If you have never seen the red planet Mars through a telescope and would like to do so, then there is no better time than when the planet reaches opposition. Why is this so important? Simply because Mars will be closer to the Earth, and this means that Mars will appear larger when viewed or imaged through telescopes. A larger planet presents better opportunities for viewing small features that are usually hard to see: polar caps become easily visible, and larger features like Syrtis Major have more clarity and structure is easier to discern.

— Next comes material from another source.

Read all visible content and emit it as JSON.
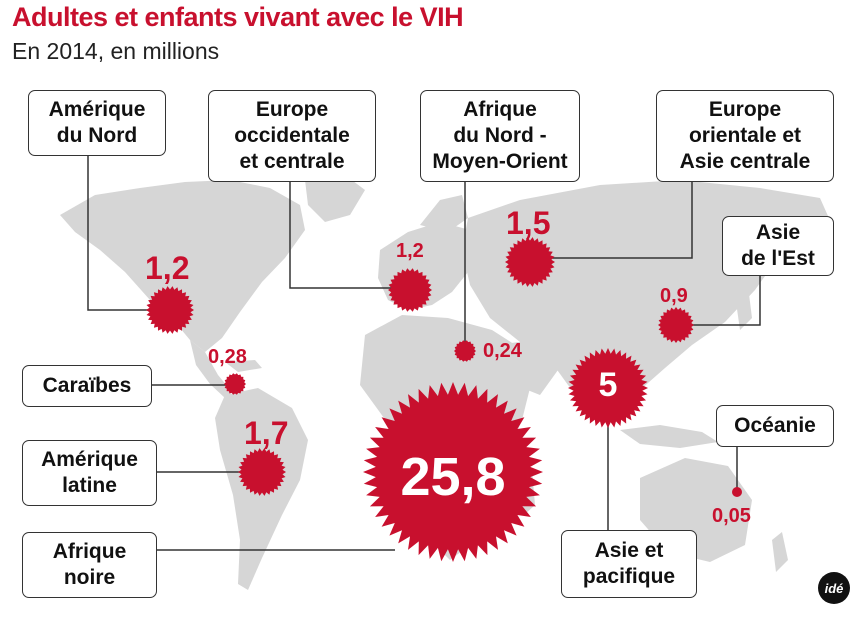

 Mars Imaged by Michael Petrasko on 10-02-2005 with a C11 SCT and Celestron NexImage Planetary Camera
Mars Imaged by Michael Petrasko on 10-02-2005 with a C11 SCT
 and Celestron NexImage  Planetary Camera

Luckily this spring Mars will reach opposition on April 8, 2014. So now's your chance to take advantage of this opportune moment. Keep in mind, however, that Mars still appears fairly small in scopes (when compared to the likes of Jupiter or Saturn, that is). We have had the opportunity to observe and image Mars ourselves many times in the past from our backyard remote robotic telescopes and it has always been a fascinating object... Viewing the surface of another planet does wonder in stirring up the imagination! Find out for yourself what Percival Lowell and Carl Sagan found so alluring about our red neighbor.